Sustainability consulting and carbon markets: Investors are seeking businesses that benefit from sustainability tailwinds while remaining technology agonistic. This puts them in the best position to benefit from the energy transition without taking venture capital-like “bets” on which technology will win out. We expect to see players that offer support and consulting services to businesses on their decarbonisation effort continue being vital enablers of the energy transition. 

Deloitte insights show that exposure to the growing voluntary carbon market is of increasing interest. A range of business models, from software-heavy carbon accounting platforms to service-led consultancies and credit brokerage models, make it an attractive market for strategics and sponsors alike. 

How will trends impact deal making in 2024? 

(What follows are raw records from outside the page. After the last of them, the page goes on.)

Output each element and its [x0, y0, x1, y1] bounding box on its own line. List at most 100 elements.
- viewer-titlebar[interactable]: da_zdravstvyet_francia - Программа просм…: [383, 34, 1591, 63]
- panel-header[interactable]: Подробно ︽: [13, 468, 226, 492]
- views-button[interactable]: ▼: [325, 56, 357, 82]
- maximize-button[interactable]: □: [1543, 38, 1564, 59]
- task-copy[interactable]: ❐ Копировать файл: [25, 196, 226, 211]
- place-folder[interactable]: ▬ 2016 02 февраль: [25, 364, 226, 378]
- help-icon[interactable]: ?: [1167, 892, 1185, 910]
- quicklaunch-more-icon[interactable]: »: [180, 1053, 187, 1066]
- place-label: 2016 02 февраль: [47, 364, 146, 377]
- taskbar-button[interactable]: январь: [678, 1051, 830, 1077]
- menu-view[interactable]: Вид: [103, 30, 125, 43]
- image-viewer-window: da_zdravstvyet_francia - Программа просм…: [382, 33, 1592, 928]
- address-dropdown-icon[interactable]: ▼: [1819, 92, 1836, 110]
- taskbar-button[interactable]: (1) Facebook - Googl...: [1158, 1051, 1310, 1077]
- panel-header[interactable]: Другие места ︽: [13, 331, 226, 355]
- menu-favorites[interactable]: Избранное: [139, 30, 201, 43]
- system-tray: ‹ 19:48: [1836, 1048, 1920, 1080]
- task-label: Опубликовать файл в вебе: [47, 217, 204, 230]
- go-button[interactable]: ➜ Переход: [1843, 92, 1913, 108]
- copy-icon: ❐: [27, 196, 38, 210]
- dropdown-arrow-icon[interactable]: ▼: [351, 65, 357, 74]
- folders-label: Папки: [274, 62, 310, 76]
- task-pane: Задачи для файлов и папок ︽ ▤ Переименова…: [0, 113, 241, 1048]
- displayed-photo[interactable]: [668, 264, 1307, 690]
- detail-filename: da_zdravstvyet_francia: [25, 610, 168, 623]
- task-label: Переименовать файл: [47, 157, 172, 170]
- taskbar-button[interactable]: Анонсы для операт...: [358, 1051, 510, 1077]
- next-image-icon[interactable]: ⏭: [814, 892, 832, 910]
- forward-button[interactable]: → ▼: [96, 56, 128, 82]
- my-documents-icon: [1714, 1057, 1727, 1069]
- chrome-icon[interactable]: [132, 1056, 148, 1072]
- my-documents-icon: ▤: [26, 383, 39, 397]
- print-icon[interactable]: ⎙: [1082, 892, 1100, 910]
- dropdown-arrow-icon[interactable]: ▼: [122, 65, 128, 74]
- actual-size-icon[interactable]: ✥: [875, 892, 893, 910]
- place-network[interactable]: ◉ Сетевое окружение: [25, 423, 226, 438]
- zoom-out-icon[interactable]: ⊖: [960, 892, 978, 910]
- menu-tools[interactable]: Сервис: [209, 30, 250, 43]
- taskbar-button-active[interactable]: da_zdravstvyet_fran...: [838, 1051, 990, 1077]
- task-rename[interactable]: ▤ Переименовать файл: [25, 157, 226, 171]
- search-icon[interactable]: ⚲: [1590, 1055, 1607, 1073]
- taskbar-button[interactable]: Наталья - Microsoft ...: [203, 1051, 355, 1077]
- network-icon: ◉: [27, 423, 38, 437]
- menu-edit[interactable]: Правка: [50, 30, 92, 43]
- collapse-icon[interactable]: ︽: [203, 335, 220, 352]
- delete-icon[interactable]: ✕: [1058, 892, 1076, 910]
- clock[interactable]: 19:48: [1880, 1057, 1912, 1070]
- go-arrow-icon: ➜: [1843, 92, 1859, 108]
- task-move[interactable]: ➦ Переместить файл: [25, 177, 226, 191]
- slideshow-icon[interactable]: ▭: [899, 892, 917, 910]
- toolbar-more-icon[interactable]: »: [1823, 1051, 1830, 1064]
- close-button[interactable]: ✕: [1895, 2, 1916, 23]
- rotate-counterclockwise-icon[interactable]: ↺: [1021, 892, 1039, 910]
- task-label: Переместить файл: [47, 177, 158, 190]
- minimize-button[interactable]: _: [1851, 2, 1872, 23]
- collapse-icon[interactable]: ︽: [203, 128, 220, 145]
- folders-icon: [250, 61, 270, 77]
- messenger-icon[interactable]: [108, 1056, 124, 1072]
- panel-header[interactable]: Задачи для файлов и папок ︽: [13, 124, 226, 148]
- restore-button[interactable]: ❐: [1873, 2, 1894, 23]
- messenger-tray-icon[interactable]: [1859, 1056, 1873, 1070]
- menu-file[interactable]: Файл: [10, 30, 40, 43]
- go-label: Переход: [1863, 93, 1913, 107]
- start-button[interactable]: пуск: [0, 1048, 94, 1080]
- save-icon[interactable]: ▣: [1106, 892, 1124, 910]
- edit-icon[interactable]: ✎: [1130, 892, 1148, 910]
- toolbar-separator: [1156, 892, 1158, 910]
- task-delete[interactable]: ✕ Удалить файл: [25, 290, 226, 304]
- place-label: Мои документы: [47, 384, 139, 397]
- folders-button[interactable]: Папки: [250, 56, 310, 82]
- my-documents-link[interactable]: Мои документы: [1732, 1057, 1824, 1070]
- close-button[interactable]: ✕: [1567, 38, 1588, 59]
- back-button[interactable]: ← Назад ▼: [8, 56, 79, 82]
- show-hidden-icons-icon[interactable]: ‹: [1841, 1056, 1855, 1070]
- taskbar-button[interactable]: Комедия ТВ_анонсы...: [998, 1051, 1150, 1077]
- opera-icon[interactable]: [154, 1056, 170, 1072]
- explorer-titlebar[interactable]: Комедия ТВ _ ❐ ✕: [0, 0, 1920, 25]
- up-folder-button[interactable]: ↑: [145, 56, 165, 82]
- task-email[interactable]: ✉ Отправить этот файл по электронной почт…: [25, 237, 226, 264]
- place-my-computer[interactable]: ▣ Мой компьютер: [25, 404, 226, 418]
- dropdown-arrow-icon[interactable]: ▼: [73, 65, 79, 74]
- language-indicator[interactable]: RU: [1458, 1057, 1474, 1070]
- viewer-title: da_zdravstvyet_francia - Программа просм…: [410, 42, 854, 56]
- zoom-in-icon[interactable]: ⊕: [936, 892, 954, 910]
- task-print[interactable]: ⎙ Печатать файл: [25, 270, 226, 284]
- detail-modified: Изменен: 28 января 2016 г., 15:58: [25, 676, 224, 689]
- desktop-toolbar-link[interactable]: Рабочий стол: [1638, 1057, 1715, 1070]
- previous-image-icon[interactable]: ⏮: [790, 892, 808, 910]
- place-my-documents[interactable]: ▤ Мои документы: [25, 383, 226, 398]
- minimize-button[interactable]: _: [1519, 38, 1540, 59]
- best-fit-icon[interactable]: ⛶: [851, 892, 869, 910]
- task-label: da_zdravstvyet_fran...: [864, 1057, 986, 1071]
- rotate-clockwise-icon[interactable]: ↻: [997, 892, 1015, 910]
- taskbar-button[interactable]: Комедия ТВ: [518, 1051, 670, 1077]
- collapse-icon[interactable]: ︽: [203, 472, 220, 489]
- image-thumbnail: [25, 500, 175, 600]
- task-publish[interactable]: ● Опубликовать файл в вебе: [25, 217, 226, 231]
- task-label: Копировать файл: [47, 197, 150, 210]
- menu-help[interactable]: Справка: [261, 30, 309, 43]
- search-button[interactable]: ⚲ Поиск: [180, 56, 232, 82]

Despite the recent backdrop of a challenging economic environment for buyouts and general deal-making, the pace of capital flowing into energy transition targets hasn’t slowed down. Deals for businesses in the Energy, Resources, and Industrials sector have risen as a proportion of overall deal value from 20% in 2020 to 31% in 2023 year-to-date. Looking forward, we expect to see ongoing momentum as net zero target dates move closer, especially with regards to investment in those businesses set to benefit from the energy transition. Key themes including those highlighted here are expected to drive deal activity, alongside sustainable transportation, cleaner fuels (such as hydrogen), alternative food and agriculture, and green building solutions. 

We also expect to see competition for high-quality, ‘green’ assets continue to grow, pushing up valuations and multiples on future deals. Investors who are interested in entering the space, but feel put off by lofty valuations, may find promising opportunities in lower-valuation sectors with transferable characteristics. Companies with existing expertise, technology, infrastructure, and customer relationships that can be repurposed or redirected for environmentally friendly activities without requiring substantial capital outlays may offer attractive prospects for value creation. This could pave the way for investors to enter the market while meeting their existing investment mandates.

The lack of supply of large-scale opportunities in the space, relative to the capital chasing these deals, has drummed up even more competition for the largest ‘green’ assets. We anticipate seeing some investors turn their focus towards slightly earlier-stage companies that they can rapidly scale through their provision of capital and support. These emerging, fragmented markets offer significant opportunities for buy-and-build strategies to consolidate the market.